Esta práctica fue muy habitual en 2008 y 2009 para tratar de rebajar unas tasas de morosidad disparadas, que entonces estaban en el ojo del huracán e hicieron que las entidades reconvirtieran a los comerciales que se dedicaban a dar crédito a menos llenas en cobradores que perseguían a esos mismos clientes para que pagaran. La idea era vender una cartera de crédito moroso a un fondo o empresa especializado con un descuento de cierta importancia; de esta forma, el comprador sabe cuál es su pérdida máxima (el descuento) y todo lo que recupere por encima es beneficio.

La entidad pierde, pero normalmente ya lo tiene provisionado y, además, le permite liberar recursos, rebaja la mora, evita el riesgo de unas pérdidas aún mayores de las esperadas, sanea el balance, reduce su activo (el necesario desapalancamiento) y por esa vía eleva su capital -lo único que importa tras el decreto del Gobierno-. El capital es un cociente entre los fondos propios y el activo (ponderado por riesgo); si se reduce el denominador, la ratio sube aunque no se incrementen los fondos propios.

Ahora se trata de hacer lo mismo, pero hay un serio problema: la oferta de este tipo de carteras por parte de las cajas es tal, que los descuentos que exigen los interesados superan el 65% respecto al valor de los créditos. Y eso hace inviables las operaciones, porque las entidades no pueden asumir una pérdida de esa magnitud. “La pérdida esperada en estas carteras está entre el 30% y el 35%, que es lo que tiene provisionada la entidad; por debajo tiene que asumir una pérdidas que no se puede permitir en estos momentos”, explican en una entidad mediana.

“La cuestión es que hay demasiada distancia entre lo que tienen provisionado y lo que les ofrecen. Les merecería la pena con menos distancia, tendrían que asumir una pérdida pero pequeña; pero con esta diferencia es imposible”, añade un analista especializado.

Las fuentes consultadas aseguran que el descuento histórico en estas operaciones se sitúa entre el 30% y el 40%, lo cual indica que el 65% es una situación totalmente estresada, propia de los test realizados por el Banco de España el verano pasado.

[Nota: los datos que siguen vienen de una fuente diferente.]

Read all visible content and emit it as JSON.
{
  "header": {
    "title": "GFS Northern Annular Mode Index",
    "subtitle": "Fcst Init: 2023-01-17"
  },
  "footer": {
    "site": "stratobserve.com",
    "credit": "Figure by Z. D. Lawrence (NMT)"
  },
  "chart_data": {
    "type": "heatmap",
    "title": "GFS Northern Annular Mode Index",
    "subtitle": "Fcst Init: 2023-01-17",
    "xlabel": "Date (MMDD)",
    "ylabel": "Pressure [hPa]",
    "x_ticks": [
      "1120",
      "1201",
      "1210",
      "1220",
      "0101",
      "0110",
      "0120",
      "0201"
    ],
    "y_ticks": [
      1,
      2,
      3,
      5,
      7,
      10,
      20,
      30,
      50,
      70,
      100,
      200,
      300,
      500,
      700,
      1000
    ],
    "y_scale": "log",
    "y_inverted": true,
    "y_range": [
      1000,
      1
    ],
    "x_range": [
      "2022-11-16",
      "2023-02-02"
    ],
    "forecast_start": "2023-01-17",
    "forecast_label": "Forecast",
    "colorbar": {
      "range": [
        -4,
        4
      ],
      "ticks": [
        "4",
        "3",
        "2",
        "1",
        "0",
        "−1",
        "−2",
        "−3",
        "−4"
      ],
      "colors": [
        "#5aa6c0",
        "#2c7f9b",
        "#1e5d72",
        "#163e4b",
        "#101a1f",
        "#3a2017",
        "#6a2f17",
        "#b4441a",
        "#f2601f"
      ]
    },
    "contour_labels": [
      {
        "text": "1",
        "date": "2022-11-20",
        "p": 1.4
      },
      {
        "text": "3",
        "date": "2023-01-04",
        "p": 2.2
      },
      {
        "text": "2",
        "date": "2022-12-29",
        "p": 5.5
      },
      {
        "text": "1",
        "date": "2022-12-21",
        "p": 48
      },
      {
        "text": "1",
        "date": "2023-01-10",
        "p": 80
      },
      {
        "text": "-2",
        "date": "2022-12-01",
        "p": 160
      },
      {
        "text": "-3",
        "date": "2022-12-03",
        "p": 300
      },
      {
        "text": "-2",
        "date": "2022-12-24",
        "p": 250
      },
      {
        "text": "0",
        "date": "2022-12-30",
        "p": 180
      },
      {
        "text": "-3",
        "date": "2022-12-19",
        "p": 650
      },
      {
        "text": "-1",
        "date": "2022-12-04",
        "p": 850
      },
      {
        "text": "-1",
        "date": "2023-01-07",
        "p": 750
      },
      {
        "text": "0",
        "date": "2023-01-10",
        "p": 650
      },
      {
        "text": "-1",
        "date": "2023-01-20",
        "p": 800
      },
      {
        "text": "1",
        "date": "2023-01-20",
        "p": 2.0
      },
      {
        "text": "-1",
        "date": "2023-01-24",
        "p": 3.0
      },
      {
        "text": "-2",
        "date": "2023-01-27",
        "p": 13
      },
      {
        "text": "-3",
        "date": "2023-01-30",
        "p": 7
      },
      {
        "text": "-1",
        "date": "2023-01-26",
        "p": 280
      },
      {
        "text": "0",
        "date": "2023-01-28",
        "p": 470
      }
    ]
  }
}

Agresividad americana y desconfianza en los gestores

Y los factores detrás de estos bajos precios no se limitan al exceso de oferta. Otra fuente del sector señala que “se trata de fondos americanos que están acostumbrados a hacer un mark to market muy agresivo, por lo que la pérdida esperada es brutal, y no entienden cómo las cajas se resisten a reconocerlo”.

Otro elemento no menos importante es la falta de confianza en las entidades por la continuidad de los gestores que las llevaron al desastre: “Los mismos que han generado esta mora y estas pérdidas no están cualificados para venderlas; y si lo hacen, es normal que los compradores recelen y pidan precios muy bajos”, opina el citado experto.

Por tanto, de momento, esta vía de captación de recursos parece cerrada. Y como la venta de otros activos, salvo los cotizados, sufre los mismos problemas -”todo el mundo tienen que venderlo todo al mismo tiempo, y en un momento económico muy malo”, señalan en una consultora-, muchas cajas van a tener muy difícil evitar la nacionalización. Salvo que la bolsa sea capaz de asumir todas las OPV que se anuncian, o que se encuentren fórmulas para que el capital privado entre masivamente, como los esquemas de protección de activos (garantías contra pérdidas), defendidos por Francisco González yJosep Oliu, y rechazados por Emilio Botín.